A founding member of the grassroots group Addiopizzo spoke with us about the organization’s efforts to combat the mafia. Through convincing customers to shop only at establishments that don’t pay pizzo—“protection” money the mafia demands of shop owners that really only protects shops against the mafia—Addiopizzo has created a network of establishments that have taken a stance against paying pizzo. As the group’s motto states, “Un intero popolo che paga il pizzo è un popolo senza dignità.” By hindering the mafia economically, the group hopes to decrease not only the mafia’s political and social influences, but also Sicily’s association with the mafia.

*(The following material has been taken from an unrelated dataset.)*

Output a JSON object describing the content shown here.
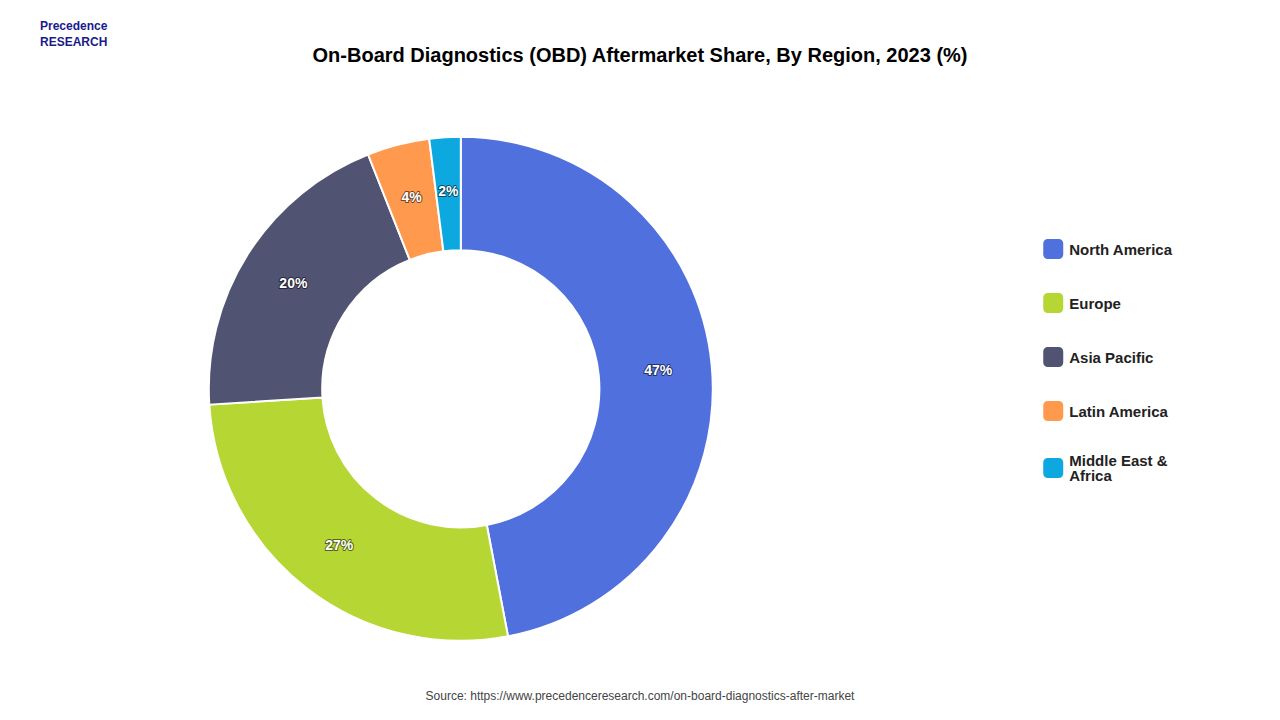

And so while I did send the photo above to my mom with the caption, “This is where Sofia died in the Godfather!!” I made sure to note after that we were on an “anti-mafia” tour and that, as our tour guide emphasized, this is the largest theater in Italy and the third largest in the world.
The architecture of the Palermo cathedral is one of the many visual examples of how Sicily has been conquered by so many groups over the years. Though beautiful, the cathedral is a mix of many different styles, each an effort of the newly powerful group to place their own mark on this land. Throughout the trip, in our visits to both ancient and modern sites, we noticed the way in which the island’s identity has been redefined over the centuries. Earlier that day, during our visit to a prison used during the Spanish Inquisition, we saw the way the prisoners from all different parts of the world wrote prayers and words in different languages on the walls, still preserved. This marriage—co-existence? conflict?—of various cultures perpetuates across Sicily.